Trainer Eoin Harty’s 0-25 line on the meet gives pause, but #1 Prima Valentina is his best chance yet to get off the duck. Prima Valentina missed by less than a length on debut behind well-fancied second-timer Castlewood Terrace and next-out winner Best You Ever Seen. That try came at a turf mile, so not only her pedigree suits, but her race record so far does, too. She keeps 27% rider Jose Valdivia in the irons, and as long as she can handle the inside draw, she may prove tough to beat.
#4 Samis Car can improve at a price. She took a step forward — a perfectly expected one, given her pedigree — when switching from micro-sprints on polytrack to a mile on the grass. Now she adds blinkers, something that should keep her a bit more focused than last out (when she spooked in the lane), and keep her engaged all the way to the wire.
Between the pair of well-bred Godolphin entries, #10 Carnival Colors is the one to use on tickets. She finished third at this level last-up, and can improve if she doesn’t use so much energy before this start. Beautify’s pedigree is exciting, but it seems suspicious that she’s debuting on a Thursday at Arlington, and not at the Spa.

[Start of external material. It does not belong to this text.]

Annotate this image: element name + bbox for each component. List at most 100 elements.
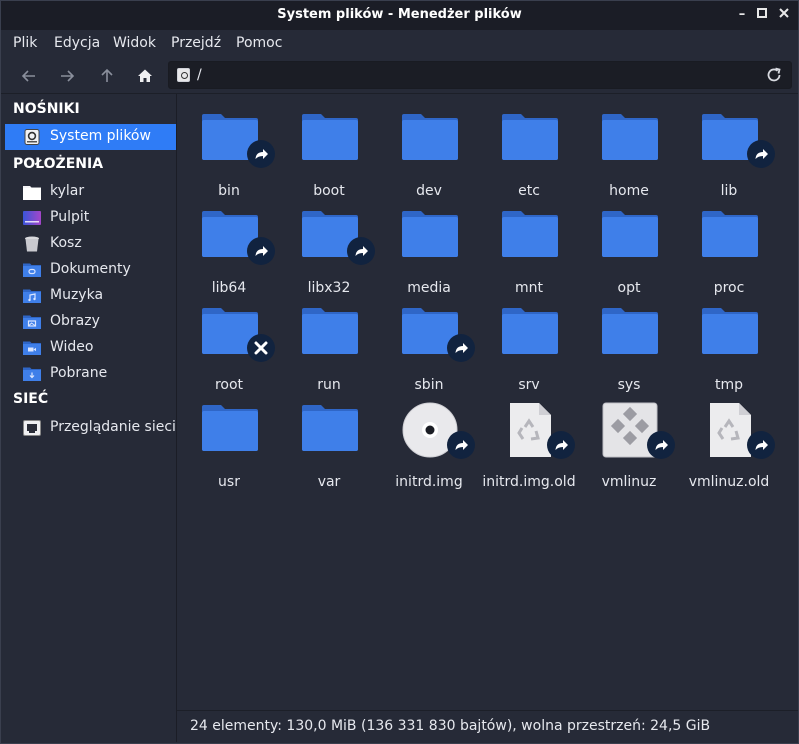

Among the first-time starters, #7 Move Over Now ranks as the most intriguing. The pedigree does have some threads of turf route prowess. The worktab is exactly what you want to see for a horse debuting in a route race: like clockwork all summer long, with plenty of long drills. The trainer also appeals, as it’s not summer at Arlington without Ignacio Correas winning a turf maiden or two at boxcar odds.